Not sure if this should go here or in Cafe, since it is about watching NASA TV in particular, but the shuttle in general. I’d also say, the launch appears to be far from Mundane. :stuck_out_tongue:

Anyone else watching this on NASA TV? or online?

I have had it on for over an hour now and am trying to figure out how many different people are involved in the launch. There appear to be about 5 or 6 different voices talking to the crew through out the past hour. I’m sure each person has a specific role to perform and is responsible for their tasks, but I can’t for the life of me figure out how they keep from talking over each other.

Any Dopers have any first hand experience with a Shuttle launch?

I’m bumbing my own thread with another question. At the 9 minute mark of the countdown they have a hold for 45 minutes (or some exact number). I have watched a few of these launches for the shuttle and they have a hold at 9 minutes every time I’ve watched. The hold is orchestrated down to the second and they pick up the countdown right at 9 minutes.


Why not just have the count go on during the “hold” period and push the countdown out by the length of the hold. I know they are checking systems and making sure everything is a “GO”, but does it make a difference if they find a problem at:
1. 9 minutes on the countdown and 15 minutes into the 45 minute hold or,
2. if the countdown was at 39 minutes.

One part is that they need to look at certain things right then. IIRC, one of the big things is making sure that the emergency abort landing strips and the bits of ocean where the SRBs will fall are totally clear (no planes or boats in the area, etc). I’ll see if I can get a better answer when I talk to my sister.
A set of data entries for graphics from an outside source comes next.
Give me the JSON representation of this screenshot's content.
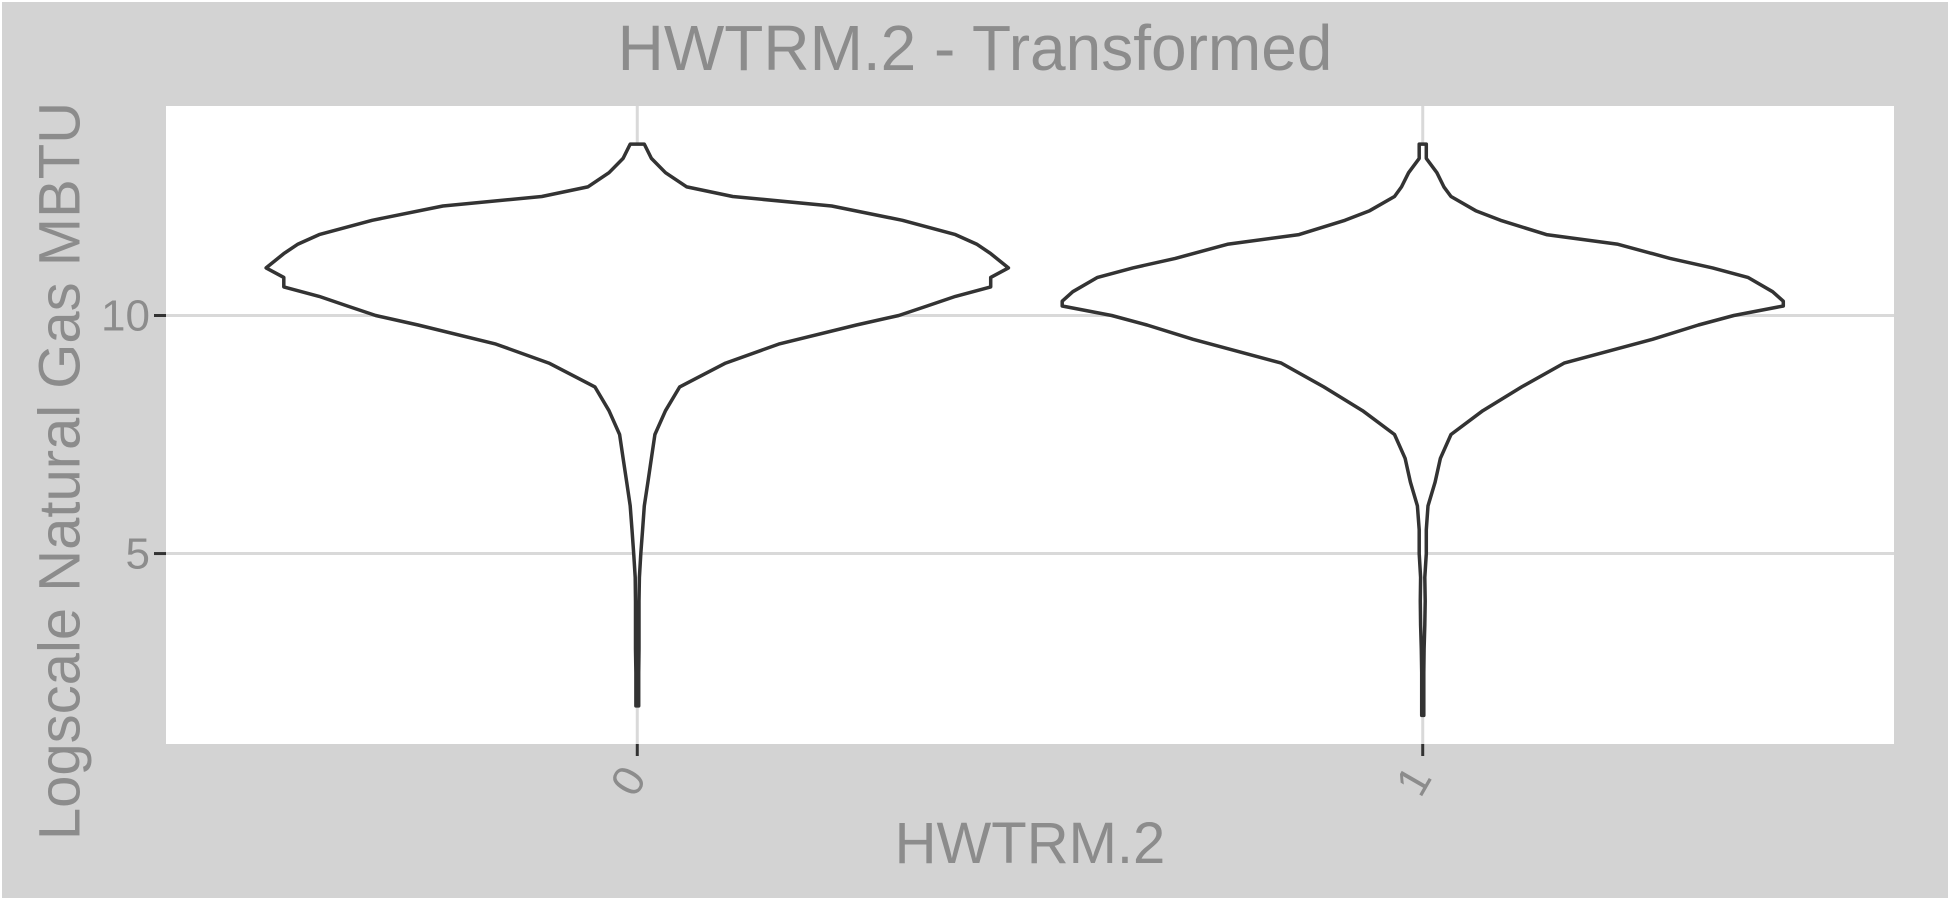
{
  "chart_data": {
    "type": "violin",
    "title": "HWTRM.2 - Transformed",
    "xlabel": "HWTRM.2",
    "ylabel": "Logscale Natural Gas MBTU",
    "categories": [
      "0",
      "1"
    ],
    "y_ticks": [
      5,
      10
    ],
    "y_tick_labels": [
      "5",
      "10"
    ],
    "ylim": [
      1.0,
      14.4
    ],
    "grid": true,
    "colors": {
      "outline": "#333333",
      "panel": "#ffffff",
      "background": "#d3d3d3",
      "grid": "#d9d9d9",
      "text": "#8c8c8c"
    },
    "series": [
      {
        "category": "0",
        "profile": [
          [
            13.6,
            0.02
          ],
          [
            13.3,
            0.04
          ],
          [
            13.0,
            0.08
          ],
          [
            12.7,
            0.14
          ],
          [
            12.5,
            0.27
          ],
          [
            12.3,
            0.55
          ],
          [
            12.0,
            0.75
          ],
          [
            11.7,
            0.9
          ],
          [
            11.5,
            0.96
          ],
          [
            11.3,
            1.0
          ],
          [
            11.0,
            1.05
          ],
          [
            10.8,
            1.0
          ],
          [
            10.6,
            1.0
          ],
          [
            10.4,
            0.9
          ],
          [
            10.2,
            0.82
          ],
          [
            10.0,
            0.74
          ],
          [
            9.8,
            0.62
          ],
          [
            9.4,
            0.4
          ],
          [
            9.0,
            0.25
          ],
          [
            8.5,
            0.12
          ],
          [
            8.0,
            0.08
          ],
          [
            7.5,
            0.05
          ],
          [
            7.0,
            0.04
          ],
          [
            6.5,
            0.03
          ],
          [
            6.0,
            0.02
          ],
          [
            5.5,
            0.015
          ],
          [
            5.0,
            0.01
          ],
          [
            4.5,
            0.006
          ],
          [
            4.0,
            0.005
          ],
          [
            3.0,
            0.005
          ],
          [
            2.5,
            0.004
          ],
          [
            1.8,
            0.004
          ]
        ]
      },
      {
        "category": "1",
        "profile": [
          [
            13.6,
            0.01
          ],
          [
            13.3,
            0.01
          ],
          [
            13.0,
            0.04
          ],
          [
            12.7,
            0.06
          ],
          [
            12.5,
            0.08
          ],
          [
            12.2,
            0.15
          ],
          [
            12.0,
            0.22
          ],
          [
            11.7,
            0.35
          ],
          [
            11.5,
            0.55
          ],
          [
            11.2,
            0.7
          ],
          [
            11.0,
            0.82
          ],
          [
            10.8,
            0.92
          ],
          [
            10.5,
            0.99
          ],
          [
            10.3,
            1.02
          ],
          [
            10.2,
            1.02
          ],
          [
            10.0,
            0.88
          ],
          [
            9.8,
            0.78
          ],
          [
            9.5,
            0.65
          ],
          [
            9.3,
            0.55
          ],
          [
            9.0,
            0.4
          ],
          [
            8.5,
            0.28
          ],
          [
            8.0,
            0.17
          ],
          [
            7.5,
            0.08
          ],
          [
            7.0,
            0.05
          ],
          [
            6.5,
            0.035
          ],
          [
            6.0,
            0.015
          ],
          [
            5.5,
            0.01
          ],
          [
            5.0,
            0.01
          ],
          [
            4.5,
            0.006
          ],
          [
            4.0,
            0.007
          ],
          [
            3.5,
            0.006
          ],
          [
            3.0,
            0.004
          ],
          [
            2.5,
            0.003
          ],
          [
            1.6,
            0.003
          ]
        ]
      }
    ]
  }
}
She’s likely to know because…

She and my dad were down in Florida for the launch, partly because some work she’s done was on that shuttle, and I am jealous - watching it a few hours later on YouTube just isn’t the same.

I think anyone who says that shuttle launches are routine and boring has never really sat down and watched one, even on TV. It gives me chills to watch.
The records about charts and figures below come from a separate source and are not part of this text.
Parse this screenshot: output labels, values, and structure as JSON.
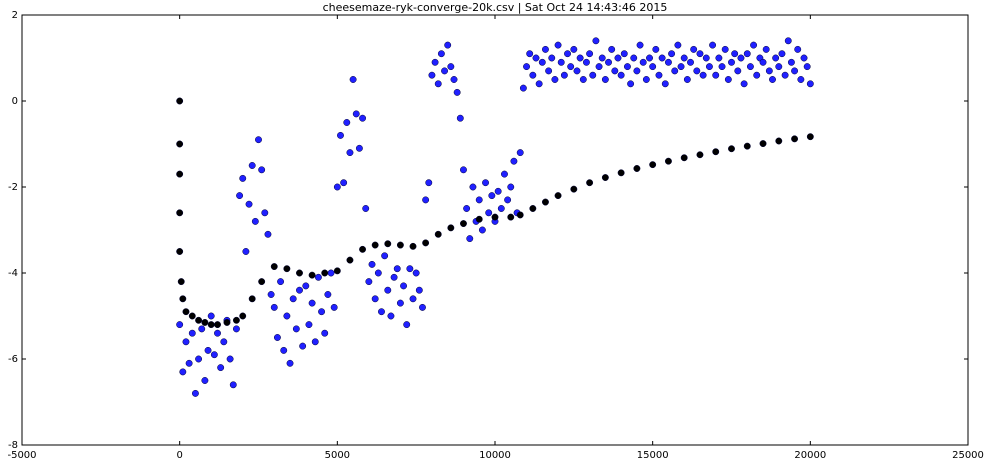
{
  "chart_data": {
    "type": "scatter",
    "title": "cheesemaze-ryk-converge-20k.csv | Sat Oct 24 14:43:46 2015",
    "xlim": [
      -5000,
      25000
    ],
    "ylim": [
      -8,
      2
    ],
    "xticks": [
      -5000,
      0,
      5000,
      10000,
      15000,
      20000,
      25000
    ],
    "yticks": [
      -8,
      -6,
      -4,
      -2,
      0,
      2
    ],
    "grid": false,
    "series": [
      {
        "color": "#2020ff",
        "x": [
          0,
          100,
          200,
          300,
          400,
          500,
          600,
          700,
          800,
          900,
          1000,
          1100,
          1200,
          1300,
          1400,
          1500,
          1600,
          1700,
          1800,
          1900,
          2000,
          2100,
          2200,
          2300,
          2400,
          2500,
          2600,
          2700,
          2800,
          2900,
          3000,
          3100,
          3200,
          3300,
          3400,
          3500,
          3600,
          3700,
          3800,
          3900,
          4000,
          4100,
          4200,
          4300,
          4400,
          4500,
          4600,
          4700,
          4800,
          4900,
          5000,
          5100,
          5200,
          5300,
          5400,
          5500,
          5600,
          5700,
          5800,
          5900,
          6000,
          6100,
          6200,
          6300,
          6400,
          6500,
          6600,
          6700,
          6800,
          6900,
          7000,
          7100,
          7200,
          7300,
          7400,
          7500,
          7600,
          7700,
          7800,
          7900,
          8000,
          8100,
          8200,
          8300,
          8400,
          8500,
          8600,
          8700,
          8800,
          8900,
          9000,
          9100,
          9200,
          9300,
          9400,
          9500,
          9600,
          9700,
          9800,
          9900,
          10000,
          10100,
          10200,
          10300,
          10400,
          10500,
          10600,
          10700,
          10800,
          10900,
          11000,
          11100,
          11200,
          11300,
          11400,
          11500,
          11600,
          11700,
          11800,
          11900,
          12000,
          12100,
          12200,
          12300,
          12400,
          12500,
          12600,
          12700,
          12800,
          12900,
          13000,
          13100,
          13200,
          13300,
          13400,
          13500,
          13600,
          13700,
          13800,
          13900,
          14000,
          14100,
          14200,
          14300,
          14400,
          14500,
          14600,
          14700,
          14800,
          14900,
          15000,
          15100,
          15200,
          15300,
          15400,
          15500,
          15600,
          15700,
          15800,
          15900,
          16000,
          16100,
          16200,
          16300,
          16400,
          16500,
          16600,
          16700,
          16800,
          16900,
          17000,
          17100,
          17200,
          17300,
          17400,
          17500,
          17600,
          17700,
          17800,
          17900,
          18000,
          18100,
          18200,
          18300,
          18400,
          18500,
          18600,
          18700,
          18800,
          18900,
          19000,
          19100,
          19200,
          19300,
          19400,
          19500,
          19600,
          19700,
          19800,
          19900,
          20000
        ],
        "values": [
          -5.2,
          -6.3,
          -5.6,
          -6.1,
          -5.4,
          -6.8,
          -6.0,
          -5.3,
          -6.5,
          -5.8,
          -5.0,
          -5.9,
          -5.4,
          -6.2,
          -5.6,
          -5.1,
          -6.0,
          -6.6,
          -5.3,
          -2.2,
          -1.8,
          -3.5,
          -2.4,
          -1.5,
          -2.8,
          -0.9,
          -1.6,
          -2.6,
          -3.1,
          -4.5,
          -4.8,
          -5.5,
          -4.2,
          -5.8,
          -5.0,
          -6.1,
          -4.6,
          -5.3,
          -4.4,
          -5.7,
          -4.3,
          -5.2,
          -4.7,
          -5.6,
          -4.1,
          -4.9,
          -5.4,
          -4.5,
          -4.0,
          -4.8,
          -2.0,
          -0.8,
          -1.9,
          -0.5,
          -1.2,
          0.5,
          -0.3,
          -1.1,
          -0.4,
          -2.5,
          -4.2,
          -3.8,
          -4.6,
          -4.0,
          -4.9,
          -3.6,
          -4.4,
          -5.0,
          -4.1,
          -3.9,
          -4.7,
          -4.3,
          -5.2,
          -3.9,
          -4.6,
          -4.0,
          -4.4,
          -4.8,
          -2.3,
          -1.9,
          0.6,
          0.9,
          0.4,
          1.1,
          0.7,
          1.3,
          0.8,
          0.5,
          0.2,
          -0.4,
          -1.6,
          -2.5,
          -3.2,
          -2.0,
          -2.8,
          -2.3,
          -3.0,
          -1.9,
          -2.6,
          -2.2,
          -2.8,
          -2.1,
          -2.5,
          -1.7,
          -2.3,
          -2.0,
          -1.4,
          -2.6,
          -1.2,
          0.3,
          0.8,
          1.1,
          0.6,
          1.0,
          0.4,
          0.9,
          1.2,
          0.7,
          1.0,
          0.5,
          1.3,
          0.9,
          0.6,
          1.1,
          0.8,
          1.2,
          0.7,
          1.0,
          0.5,
          0.9,
          1.1,
          0.6,
          1.4,
          0.8,
          1.0,
          0.5,
          0.9,
          1.2,
          0.7,
          1.0,
          0.6,
          1.1,
          0.8,
          0.4,
          1.0,
          0.7,
          1.3,
          0.9,
          0.5,
          1.0,
          0.8,
          1.2,
          0.6,
          1.0,
          0.4,
          0.9,
          1.1,
          0.7,
          1.3,
          0.8,
          1.0,
          0.5,
          0.9,
          1.2,
          0.7,
          1.1,
          0.6,
          1.0,
          0.8,
          1.3,
          0.6,
          1.0,
          0.8,
          1.2,
          0.5,
          0.9,
          1.1,
          0.7,
          1.0,
          0.4,
          1.1,
          0.8,
          1.3,
          0.6,
          1.0,
          0.9,
          1.2,
          0.7,
          0.5,
          1.0,
          0.8,
          1.1,
          0.6,
          1.4,
          0.9,
          0.7,
          1.2,
          0.5,
          1.0,
          0.8,
          0.4
        ]
      },
      {
        "color": "#000000",
        "x": [
          0,
          0,
          0,
          0,
          0,
          50,
          100,
          200,
          400,
          600,
          800,
          1000,
          1200,
          1500,
          1800,
          2000,
          2300,
          2600,
          3000,
          3400,
          3800,
          4200,
          4600,
          5000,
          5400,
          5800,
          6200,
          6600,
          7000,
          7400,
          7800,
          8200,
          8600,
          9000,
          9500,
          10000,
          10500,
          10800,
          11200,
          11600,
          12000,
          12500,
          13000,
          13500,
          14000,
          14500,
          15000,
          15500,
          16000,
          16500,
          17000,
          17500,
          18000,
          18500,
          19000,
          19500,
          20000
        ],
        "values": [
          0,
          -1,
          -1.7,
          -2.6,
          -3.5,
          -4.2,
          -4.6,
          -4.9,
          -5.0,
          -5.1,
          -5.15,
          -5.2,
          -5.2,
          -5.15,
          -5.1,
          -5.0,
          -4.6,
          -4.2,
          -3.85,
          -3.9,
          -4.0,
          -4.05,
          -4.0,
          -3.95,
          -3.7,
          -3.45,
          -3.35,
          -3.32,
          -3.35,
          -3.38,
          -3.3,
          -3.1,
          -2.95,
          -2.85,
          -2.75,
          -2.7,
          -2.7,
          -2.65,
          -2.5,
          -2.35,
          -2.2,
          -2.05,
          -1.9,
          -1.78,
          -1.67,
          -1.57,
          -1.48,
          -1.4,
          -1.32,
          -1.25,
          -1.18,
          -1.11,
          -1.05,
          -0.99,
          -0.93,
          -0.88,
          -0.83
        ]
      }
    ]
  }
}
ETA: Today is my father’s birthday. He said that even though it was no where near a cake, a launching shuttle is the coolest birthday candle ever.
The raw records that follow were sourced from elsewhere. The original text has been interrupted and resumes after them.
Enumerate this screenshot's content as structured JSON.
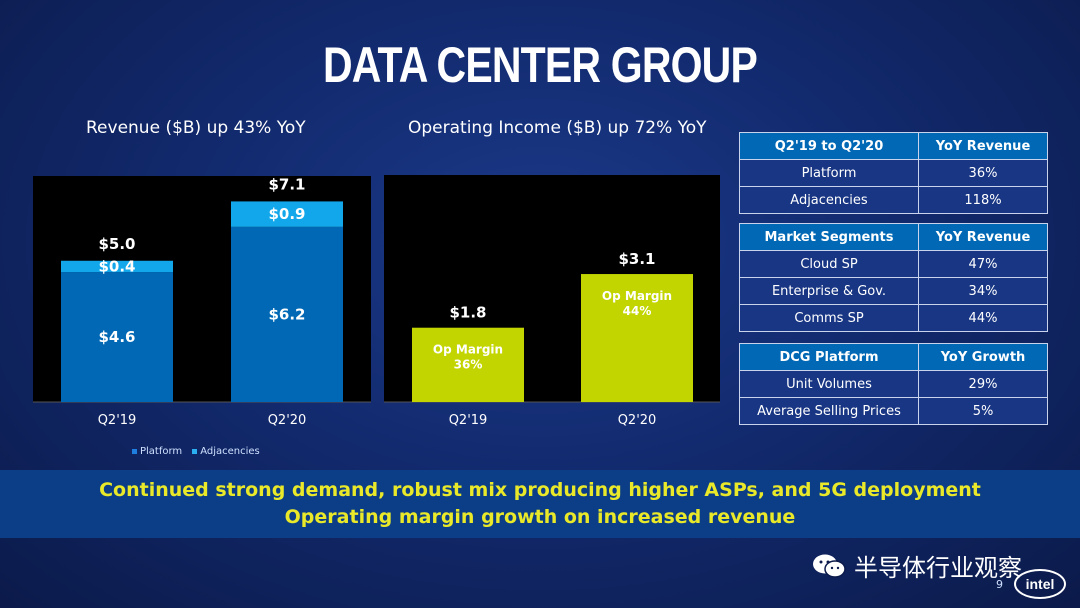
{
  "slide": {
    "title": "DATA CENTER GROUP",
    "page_number": "9",
    "logo_text": "intel",
    "watermark": "半导体行业观察",
    "banner": {
      "line1": "Continued strong demand, robust mix producing higher ASPs, and 5G deployment",
      "line2": "Operating margin growth on increased revenue"
    }
  },
  "chart_data": [
    {
      "type": "bar",
      "title": "Revenue ($B) up 43% YoY",
      "categories": [
        "Q2'19",
        "Q2'20"
      ],
      "stacked": true,
      "series": [
        {
          "name": "Platform",
          "values": [
            4.6,
            6.2
          ],
          "labels": [
            "$4.6",
            "$6.2"
          ],
          "color": "#0068b5"
        },
        {
          "name": "Adjacencies",
          "values": [
            0.4,
            0.9
          ],
          "labels": [
            "$0.4",
            "$0.9"
          ],
          "color": "#12a7ea"
        }
      ],
      "totals": [
        5.0,
        7.1
      ],
      "total_labels": [
        "$5.0",
        "$7.1"
      ],
      "ylim": [
        0,
        8.0
      ],
      "legend": "bottom",
      "grid": false
    },
    {
      "type": "bar",
      "title": "Operating Income ($B) up 72% YoY",
      "categories": [
        "Q2'19",
        "Q2'20"
      ],
      "values": [
        1.8,
        3.1
      ],
      "value_labels": [
        "$1.8",
        "$3.1"
      ],
      "annotations": [
        {
          "line1": "Op Margin",
          "line2": "36%"
        },
        {
          "line1": "Op Margin",
          "line2": "44%"
        }
      ],
      "color": "#c3d500",
      "ylim": [
        0,
        5.5
      ],
      "grid": false
    }
  ],
  "tables": [
    {
      "header": [
        "Q2'19 to Q2'20",
        "YoY Revenue"
      ],
      "rows": [
        [
          "Platform",
          "36%"
        ],
        [
          "Adjacencies",
          "118%"
        ]
      ]
    },
    {
      "header": [
        "Market Segments",
        "YoY Revenue"
      ],
      "rows": [
        [
          "Cloud SP",
          "47%"
        ],
        [
          "Enterprise & Gov.",
          "34%"
        ],
        [
          "Comms SP",
          "44%"
        ]
      ]
    },
    {
      "header": [
        "DCG Platform",
        "YoY Growth"
      ],
      "rows": [
        [
          "Unit Volumes",
          "29%"
        ],
        [
          "Average Selling Prices",
          "5%"
        ]
      ]
    }
  ]
}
I understand that, but if they have a built in 45 minute hold, they know its going to take them 45 minutes to get all this ‘stuff’ done so that 9 minutes later they are going to be able to launch, why not just set the entire countdown to 54 minutes and keep the clock ticking.

Happy Birthday Ninja Dad!

I agree - it completely baffles and inspires me to watch a launch. I have seen 1 launch in person and it was spectacular. 1 minute an object the size of a small building is sitting in front of me and 10 minutes later it’s 200 miles above the earth and over Europe or Africa.

I was not following anything on upcoming launches when they mentioned it on the 10pm news. I looked at my wife and said, " Guess you are going to bed alone tonight, I’ll be up after they launch" (which put me in bed around 1am).

There is more than the hold at T minus 9, there is another at T minus 20 and others upstream, I think some of it has to do with the launch controller being apollo era and not able to count out from where they need to start the clock. Maybe Stranger on a Train would know better, and maybe this could get better answers in GQ since we are looking for a factual answer?

For those of you who have never seen a night launch, I submit my photos: Link

Maybe these extra procedures were added to the original countdown at some point? I know they increased the power of the engines beyond the initial design goals. They already had tons of documentation that had the original specification listed as 100% thrust, so they kept that, and when they go over the original spec they just call it 104% thrust or what have you.